Description
Alfonso Cuarón is interviewed by Lourdes Portillo at the British Film Institute, Stephen Street in London, England, on February 11, 2016. It is a co-production with the Getty Foundation’s Pacific Standard Time: LA/LA initiative and is part of the project From Latin America to Hollywood: Latino Film Culture in Los Angeles 1967-2017.
Cuarón reflects on his modest upbringing and describes his mother and grandmother as his biggest
influences. He talks about how he always knew from a very young age that he wanted to be a
filmmaker and credits his mother for nurturing this passion. He shares his early memories of watching films from the Mexican Golden Age of Cinema on television and going to the movies to see Hollywood films. Tracing his journey to a career in cinema, Cuarón remembers studying filmmaking at the Centro Universitario de Estudios Cinematográficos (CUEC). He asserts he learned his most valuable
lessons there from the Mexican film critic and historian Jorge Ayala Blanco, a teacher he speaks of with great admiration. He talks about meeting cinematographer Emmanuel “Chivo” Lubezki, and directors Luis Estrada and Carlos Marcovich. He discusses their friendships, how they all ended up getting
expelled from CUEC and their first cinematic collaborations.
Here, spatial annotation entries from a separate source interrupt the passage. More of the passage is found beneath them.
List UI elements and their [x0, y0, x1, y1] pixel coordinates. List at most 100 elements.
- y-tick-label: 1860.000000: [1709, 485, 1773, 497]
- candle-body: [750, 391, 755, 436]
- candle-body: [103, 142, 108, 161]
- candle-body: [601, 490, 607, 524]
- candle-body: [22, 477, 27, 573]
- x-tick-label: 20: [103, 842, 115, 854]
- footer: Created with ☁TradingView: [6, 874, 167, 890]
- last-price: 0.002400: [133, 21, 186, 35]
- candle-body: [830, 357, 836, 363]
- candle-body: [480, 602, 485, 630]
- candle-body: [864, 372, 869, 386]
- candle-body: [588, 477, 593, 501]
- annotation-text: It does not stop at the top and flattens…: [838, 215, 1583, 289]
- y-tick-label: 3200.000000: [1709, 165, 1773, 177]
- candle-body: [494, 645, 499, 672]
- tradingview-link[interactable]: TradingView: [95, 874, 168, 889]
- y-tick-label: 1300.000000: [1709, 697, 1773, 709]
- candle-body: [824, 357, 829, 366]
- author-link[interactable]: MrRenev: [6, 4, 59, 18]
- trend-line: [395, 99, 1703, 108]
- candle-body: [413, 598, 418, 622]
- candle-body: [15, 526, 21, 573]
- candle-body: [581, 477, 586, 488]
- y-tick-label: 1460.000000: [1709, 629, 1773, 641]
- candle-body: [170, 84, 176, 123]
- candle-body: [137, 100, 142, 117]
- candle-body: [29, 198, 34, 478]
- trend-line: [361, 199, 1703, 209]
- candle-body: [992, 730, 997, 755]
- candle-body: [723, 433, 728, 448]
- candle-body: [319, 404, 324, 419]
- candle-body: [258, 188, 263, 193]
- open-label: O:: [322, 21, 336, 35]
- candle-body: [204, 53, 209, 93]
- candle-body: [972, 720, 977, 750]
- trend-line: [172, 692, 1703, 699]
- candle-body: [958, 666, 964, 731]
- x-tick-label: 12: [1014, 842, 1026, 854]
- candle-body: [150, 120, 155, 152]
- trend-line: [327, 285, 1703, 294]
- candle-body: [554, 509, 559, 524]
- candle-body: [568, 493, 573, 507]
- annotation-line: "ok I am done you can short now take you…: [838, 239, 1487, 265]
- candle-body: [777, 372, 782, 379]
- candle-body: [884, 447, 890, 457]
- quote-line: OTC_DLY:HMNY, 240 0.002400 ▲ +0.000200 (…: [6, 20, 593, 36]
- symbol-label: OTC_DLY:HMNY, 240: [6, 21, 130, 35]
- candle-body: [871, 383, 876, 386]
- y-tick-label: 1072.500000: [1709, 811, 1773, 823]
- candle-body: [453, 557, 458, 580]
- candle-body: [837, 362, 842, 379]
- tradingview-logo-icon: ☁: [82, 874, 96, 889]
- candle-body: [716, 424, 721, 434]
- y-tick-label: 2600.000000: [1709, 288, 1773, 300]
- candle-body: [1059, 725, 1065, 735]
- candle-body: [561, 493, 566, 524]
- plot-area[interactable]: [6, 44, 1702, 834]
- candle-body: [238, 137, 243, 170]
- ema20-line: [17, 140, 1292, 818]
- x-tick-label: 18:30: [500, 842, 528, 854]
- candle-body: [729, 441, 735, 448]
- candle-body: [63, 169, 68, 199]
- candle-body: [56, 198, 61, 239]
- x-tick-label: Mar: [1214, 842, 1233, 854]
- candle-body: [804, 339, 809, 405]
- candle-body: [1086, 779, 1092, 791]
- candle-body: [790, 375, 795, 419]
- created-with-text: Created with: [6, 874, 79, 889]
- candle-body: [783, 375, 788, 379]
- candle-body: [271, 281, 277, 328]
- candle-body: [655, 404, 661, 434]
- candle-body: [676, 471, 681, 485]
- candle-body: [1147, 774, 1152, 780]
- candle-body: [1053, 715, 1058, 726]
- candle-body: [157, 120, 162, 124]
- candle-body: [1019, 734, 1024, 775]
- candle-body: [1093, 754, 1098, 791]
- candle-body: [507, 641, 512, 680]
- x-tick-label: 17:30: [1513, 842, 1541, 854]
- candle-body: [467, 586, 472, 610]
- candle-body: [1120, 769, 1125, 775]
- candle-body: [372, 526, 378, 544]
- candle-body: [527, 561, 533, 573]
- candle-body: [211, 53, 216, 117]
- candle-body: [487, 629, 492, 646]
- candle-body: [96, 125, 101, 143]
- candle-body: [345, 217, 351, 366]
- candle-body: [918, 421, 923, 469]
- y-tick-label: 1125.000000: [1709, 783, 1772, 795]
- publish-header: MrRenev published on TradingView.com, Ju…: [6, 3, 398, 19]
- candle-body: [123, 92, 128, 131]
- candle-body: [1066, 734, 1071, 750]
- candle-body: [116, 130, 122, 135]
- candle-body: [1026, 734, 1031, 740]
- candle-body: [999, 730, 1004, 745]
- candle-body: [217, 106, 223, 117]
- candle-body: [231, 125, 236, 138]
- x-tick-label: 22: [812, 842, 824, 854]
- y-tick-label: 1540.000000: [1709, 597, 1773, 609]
Cuarón goes on to share his experiences working as an assistant director on José Luis García Agraz’ films and how he ended up directing six episodes of the Mexican television horror series “La hora Marcada” in the late 1980s, an opportunity that marked a turning point in his career and ultimately led him to write Sólo con tu pareja (Love in the Time of Hysteria, 1992), his first feature film. He goes on to discuss the importance of great collaborations and speaks with much fondness and gratitude about the wonderful talents he has had the pleasure of working with throughout his career, including Chivo, his brother Carlos Cuarón, his son Jonás Cuarón, and directors Alejandro González Iñárritu, Guillermo del Toro and Carlos Reygadas. He shares the influences and processes behind the making of Y tu mamá también (2001). He recounts how, after a number of years working in Hollywood on A Little Princess (1995) and Great Expectations (1998), he returned to Mexico to make Y tu mamá también in order to reconnect with his love of cinema. Cuarón chronicles his move to London and describes working on Harry Potter and the Prisoner of Azkaban (2004), Children of Men (2006) and Gravity (2013). He talks about the decision to shoot Gravity digitally, his experience working with actress Sandra Bullock, and his feelings about being the first Mexican to win an Academy Award for Directing.